Vulnerability Development mailing list archives

Re: Windows file problem


From: Brian Battle <brian () CONFLUENCE COM>
Date: Tue, 10 Oct 2000 18:05:23 -0400

Microsoft has an old MSJ article on streams at:
http://www.microsoft.com/msj/defaultframe.asp?page=/msj/1198/ntfs/ntfs.htm

Also has other little known NTFS features such as reparse points, encrypted
streams, and hard links.

-----Original Message-----
From: Paul Taylor [mailto:ptaylor () MARTNET COM]
Sent: Monday, October 09, 2000 8:55 PM
To: VULN-DEV () SECURITYFOCUS COM
Subject: Re: Windows file problem


From http://patriot.net/~carvdawg/ads.html:

Finding alternate data streams
Corporate information security policies should require that administrators
perform regularly scheduled scans, particularly of key systems, to verify
compliance with configuration
standards.
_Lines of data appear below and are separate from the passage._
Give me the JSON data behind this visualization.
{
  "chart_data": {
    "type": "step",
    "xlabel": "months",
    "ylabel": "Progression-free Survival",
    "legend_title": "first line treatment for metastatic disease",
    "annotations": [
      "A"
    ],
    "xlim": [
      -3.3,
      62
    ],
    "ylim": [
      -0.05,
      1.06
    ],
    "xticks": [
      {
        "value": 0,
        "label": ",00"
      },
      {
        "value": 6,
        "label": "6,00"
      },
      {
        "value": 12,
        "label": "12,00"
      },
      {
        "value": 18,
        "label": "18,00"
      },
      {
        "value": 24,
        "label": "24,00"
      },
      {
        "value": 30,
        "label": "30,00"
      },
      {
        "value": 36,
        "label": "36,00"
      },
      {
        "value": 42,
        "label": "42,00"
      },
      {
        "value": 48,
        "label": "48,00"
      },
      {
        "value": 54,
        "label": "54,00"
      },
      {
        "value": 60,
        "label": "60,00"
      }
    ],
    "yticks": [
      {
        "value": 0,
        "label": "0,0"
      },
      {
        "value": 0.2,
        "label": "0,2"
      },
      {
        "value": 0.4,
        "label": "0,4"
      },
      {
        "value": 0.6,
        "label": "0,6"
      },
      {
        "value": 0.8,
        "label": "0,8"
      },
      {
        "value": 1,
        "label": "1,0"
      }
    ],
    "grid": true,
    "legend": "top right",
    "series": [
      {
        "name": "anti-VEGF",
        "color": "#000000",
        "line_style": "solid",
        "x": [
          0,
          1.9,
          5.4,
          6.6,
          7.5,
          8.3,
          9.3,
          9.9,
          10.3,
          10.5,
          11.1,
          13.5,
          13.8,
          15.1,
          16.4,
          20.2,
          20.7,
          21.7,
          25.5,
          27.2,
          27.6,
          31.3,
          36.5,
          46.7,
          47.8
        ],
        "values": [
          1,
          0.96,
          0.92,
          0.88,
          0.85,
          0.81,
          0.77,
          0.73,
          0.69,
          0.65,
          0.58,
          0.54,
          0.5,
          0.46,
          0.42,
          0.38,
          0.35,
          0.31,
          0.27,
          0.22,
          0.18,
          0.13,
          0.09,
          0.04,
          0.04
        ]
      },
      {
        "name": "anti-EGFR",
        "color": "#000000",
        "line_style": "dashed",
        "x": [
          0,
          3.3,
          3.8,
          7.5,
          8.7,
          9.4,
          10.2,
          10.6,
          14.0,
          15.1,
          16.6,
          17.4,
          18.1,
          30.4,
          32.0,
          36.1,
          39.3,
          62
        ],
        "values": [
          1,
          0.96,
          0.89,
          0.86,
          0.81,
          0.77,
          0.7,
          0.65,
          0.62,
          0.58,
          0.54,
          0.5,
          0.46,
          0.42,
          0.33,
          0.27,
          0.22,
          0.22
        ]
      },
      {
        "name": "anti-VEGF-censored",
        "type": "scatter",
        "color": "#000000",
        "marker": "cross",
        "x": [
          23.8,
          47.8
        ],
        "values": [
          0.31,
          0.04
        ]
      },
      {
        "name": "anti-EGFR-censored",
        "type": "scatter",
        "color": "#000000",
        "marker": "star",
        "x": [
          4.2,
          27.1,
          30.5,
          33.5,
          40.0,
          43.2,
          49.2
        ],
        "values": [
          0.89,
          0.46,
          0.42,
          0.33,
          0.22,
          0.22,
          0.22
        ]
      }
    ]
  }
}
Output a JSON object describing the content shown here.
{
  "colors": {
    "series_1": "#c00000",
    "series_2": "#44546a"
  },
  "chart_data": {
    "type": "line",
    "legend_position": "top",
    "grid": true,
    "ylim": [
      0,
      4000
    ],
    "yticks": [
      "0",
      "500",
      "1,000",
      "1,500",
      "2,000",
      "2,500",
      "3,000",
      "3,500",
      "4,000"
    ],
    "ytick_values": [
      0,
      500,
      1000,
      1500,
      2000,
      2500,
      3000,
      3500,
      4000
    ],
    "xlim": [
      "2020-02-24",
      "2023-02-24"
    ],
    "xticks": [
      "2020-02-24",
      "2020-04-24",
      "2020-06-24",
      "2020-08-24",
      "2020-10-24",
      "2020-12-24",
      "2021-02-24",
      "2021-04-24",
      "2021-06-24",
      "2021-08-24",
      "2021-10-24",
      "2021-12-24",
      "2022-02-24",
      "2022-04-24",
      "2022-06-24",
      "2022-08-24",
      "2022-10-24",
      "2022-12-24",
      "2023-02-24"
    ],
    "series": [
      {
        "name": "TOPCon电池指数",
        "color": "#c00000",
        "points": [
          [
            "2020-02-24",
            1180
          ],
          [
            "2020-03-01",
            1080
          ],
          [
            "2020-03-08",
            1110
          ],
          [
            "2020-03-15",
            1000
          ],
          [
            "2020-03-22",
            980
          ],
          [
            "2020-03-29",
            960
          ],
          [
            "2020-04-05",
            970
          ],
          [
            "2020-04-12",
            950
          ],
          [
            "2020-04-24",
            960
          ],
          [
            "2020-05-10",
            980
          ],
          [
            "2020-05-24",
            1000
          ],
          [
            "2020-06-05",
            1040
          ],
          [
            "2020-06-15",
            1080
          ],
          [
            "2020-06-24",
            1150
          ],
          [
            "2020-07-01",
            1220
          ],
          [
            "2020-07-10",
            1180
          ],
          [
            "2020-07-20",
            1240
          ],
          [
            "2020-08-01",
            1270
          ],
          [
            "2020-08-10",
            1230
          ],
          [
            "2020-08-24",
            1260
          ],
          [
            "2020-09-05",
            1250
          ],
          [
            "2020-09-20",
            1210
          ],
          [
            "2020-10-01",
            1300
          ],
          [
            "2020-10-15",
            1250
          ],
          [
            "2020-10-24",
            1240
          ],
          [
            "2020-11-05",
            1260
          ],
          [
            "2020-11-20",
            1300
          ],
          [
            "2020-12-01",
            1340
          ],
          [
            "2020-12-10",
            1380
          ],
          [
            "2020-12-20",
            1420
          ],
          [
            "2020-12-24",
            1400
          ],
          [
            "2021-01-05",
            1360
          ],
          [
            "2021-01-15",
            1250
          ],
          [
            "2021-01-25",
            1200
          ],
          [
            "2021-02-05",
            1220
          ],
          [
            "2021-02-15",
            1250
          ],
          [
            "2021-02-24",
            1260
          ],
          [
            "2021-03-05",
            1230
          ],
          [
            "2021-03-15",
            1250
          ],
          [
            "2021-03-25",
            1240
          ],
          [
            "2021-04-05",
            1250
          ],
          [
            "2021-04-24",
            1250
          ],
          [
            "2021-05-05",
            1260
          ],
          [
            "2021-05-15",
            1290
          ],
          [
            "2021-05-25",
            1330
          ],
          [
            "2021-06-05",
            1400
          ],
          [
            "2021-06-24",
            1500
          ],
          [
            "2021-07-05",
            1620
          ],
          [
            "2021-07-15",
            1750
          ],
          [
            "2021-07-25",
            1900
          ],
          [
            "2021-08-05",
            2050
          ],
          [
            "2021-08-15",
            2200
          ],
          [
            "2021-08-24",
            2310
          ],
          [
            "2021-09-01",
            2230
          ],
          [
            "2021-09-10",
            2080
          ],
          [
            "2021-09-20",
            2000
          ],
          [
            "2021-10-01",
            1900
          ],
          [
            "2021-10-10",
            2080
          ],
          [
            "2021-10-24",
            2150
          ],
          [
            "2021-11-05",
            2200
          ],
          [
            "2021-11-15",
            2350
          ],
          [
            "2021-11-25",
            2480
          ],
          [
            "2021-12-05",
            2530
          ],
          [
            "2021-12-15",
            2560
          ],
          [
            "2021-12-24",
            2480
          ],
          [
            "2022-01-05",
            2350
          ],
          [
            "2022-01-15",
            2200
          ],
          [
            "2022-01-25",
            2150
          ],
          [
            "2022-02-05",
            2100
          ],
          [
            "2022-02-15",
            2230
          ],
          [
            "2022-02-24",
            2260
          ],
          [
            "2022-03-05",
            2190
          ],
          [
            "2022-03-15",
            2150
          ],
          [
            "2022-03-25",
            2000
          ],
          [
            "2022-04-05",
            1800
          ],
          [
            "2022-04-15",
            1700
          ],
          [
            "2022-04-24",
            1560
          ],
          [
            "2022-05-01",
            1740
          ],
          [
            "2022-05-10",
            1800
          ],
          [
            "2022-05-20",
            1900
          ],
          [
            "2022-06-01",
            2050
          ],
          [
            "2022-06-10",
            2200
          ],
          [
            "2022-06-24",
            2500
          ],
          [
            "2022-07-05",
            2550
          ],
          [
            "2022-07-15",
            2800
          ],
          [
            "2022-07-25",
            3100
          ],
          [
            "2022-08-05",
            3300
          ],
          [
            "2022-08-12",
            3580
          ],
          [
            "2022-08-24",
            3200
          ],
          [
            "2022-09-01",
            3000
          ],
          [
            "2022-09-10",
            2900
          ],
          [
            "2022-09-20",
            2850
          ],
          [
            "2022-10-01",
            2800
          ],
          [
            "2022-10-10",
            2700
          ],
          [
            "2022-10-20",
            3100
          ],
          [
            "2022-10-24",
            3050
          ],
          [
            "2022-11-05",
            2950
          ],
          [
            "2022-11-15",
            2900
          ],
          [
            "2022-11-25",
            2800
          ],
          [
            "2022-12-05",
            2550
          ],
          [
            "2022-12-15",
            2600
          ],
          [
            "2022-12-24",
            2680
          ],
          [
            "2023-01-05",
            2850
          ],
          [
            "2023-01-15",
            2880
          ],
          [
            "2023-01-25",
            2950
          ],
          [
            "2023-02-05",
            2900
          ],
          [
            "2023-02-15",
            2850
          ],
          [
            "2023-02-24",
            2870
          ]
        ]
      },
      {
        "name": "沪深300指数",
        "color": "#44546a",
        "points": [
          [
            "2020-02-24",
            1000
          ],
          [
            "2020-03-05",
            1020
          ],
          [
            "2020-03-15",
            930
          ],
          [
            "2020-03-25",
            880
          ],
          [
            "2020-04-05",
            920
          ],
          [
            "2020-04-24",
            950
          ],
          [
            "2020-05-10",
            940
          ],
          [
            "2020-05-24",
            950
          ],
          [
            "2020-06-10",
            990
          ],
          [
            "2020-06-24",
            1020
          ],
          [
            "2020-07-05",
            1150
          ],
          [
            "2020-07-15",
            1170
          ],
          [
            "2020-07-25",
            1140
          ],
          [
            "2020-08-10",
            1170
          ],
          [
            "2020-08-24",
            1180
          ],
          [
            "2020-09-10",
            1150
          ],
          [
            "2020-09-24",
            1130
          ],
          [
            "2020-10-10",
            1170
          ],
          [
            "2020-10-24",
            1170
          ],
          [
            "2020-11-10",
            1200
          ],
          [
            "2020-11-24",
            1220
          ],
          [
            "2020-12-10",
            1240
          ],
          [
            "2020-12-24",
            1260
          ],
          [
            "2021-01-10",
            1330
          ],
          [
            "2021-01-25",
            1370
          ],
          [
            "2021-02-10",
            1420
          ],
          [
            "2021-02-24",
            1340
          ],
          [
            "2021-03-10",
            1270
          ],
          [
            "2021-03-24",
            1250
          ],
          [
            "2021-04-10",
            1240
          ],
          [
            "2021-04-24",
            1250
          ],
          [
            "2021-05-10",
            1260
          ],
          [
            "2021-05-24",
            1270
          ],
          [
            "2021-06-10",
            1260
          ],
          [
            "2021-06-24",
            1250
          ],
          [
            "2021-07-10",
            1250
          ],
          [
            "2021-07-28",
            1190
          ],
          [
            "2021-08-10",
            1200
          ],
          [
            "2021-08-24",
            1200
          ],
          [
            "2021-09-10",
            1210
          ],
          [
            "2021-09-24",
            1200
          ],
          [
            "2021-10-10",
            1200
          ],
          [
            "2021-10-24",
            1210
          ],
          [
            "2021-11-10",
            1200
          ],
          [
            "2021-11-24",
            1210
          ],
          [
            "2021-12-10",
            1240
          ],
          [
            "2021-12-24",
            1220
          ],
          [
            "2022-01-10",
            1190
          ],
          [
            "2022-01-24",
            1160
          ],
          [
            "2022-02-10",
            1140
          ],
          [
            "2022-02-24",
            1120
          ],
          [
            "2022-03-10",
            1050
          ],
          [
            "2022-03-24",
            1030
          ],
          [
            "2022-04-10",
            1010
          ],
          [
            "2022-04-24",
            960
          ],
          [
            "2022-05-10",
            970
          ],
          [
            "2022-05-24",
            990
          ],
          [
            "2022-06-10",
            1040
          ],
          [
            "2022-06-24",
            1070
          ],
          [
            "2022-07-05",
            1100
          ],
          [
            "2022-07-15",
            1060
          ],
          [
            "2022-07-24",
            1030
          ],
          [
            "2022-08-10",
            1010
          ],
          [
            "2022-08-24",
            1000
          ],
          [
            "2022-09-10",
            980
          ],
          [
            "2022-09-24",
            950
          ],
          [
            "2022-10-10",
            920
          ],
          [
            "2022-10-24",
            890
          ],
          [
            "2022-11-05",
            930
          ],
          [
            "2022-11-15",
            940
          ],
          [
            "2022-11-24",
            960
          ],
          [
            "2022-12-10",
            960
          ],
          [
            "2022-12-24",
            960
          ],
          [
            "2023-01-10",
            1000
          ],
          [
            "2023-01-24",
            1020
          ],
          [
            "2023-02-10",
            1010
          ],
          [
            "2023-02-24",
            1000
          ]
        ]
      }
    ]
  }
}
These scans should include a tool or process for detecting
alternate data streams. Two tools available for detecting alternate data
streams are:

       Streams.exe, written by Mark Russinovich and available from
http://www.sysinternals.com/misc.htm#Streams

       "LADS", written by Frank Heyne and available from
http://www.heysoft.de/index.htm

These tools use the BackupRead() and BackupSeek() API calls to locate
alternate data streams.

Paul Taylor
QVC, Inc., Data Security
(610) 701-8761


On Mon, 9 Oct 2000, Flaherty, Jack wrote:

Yep.  This has been a potential security risk for quite some time now
because
these extra file streams can be dropped anywhere (possibly behind
important
DLLs, etc.)  They're perfect places to hide rootkits, stolen nuclear hard
drive images, etc.

Uhhh...Some white-hat group released a program to find file streams and
delete them if necessary.  I thought it was the L0pht, but I can't seem to
remember now and I sure can't find it on their site.  URL someone?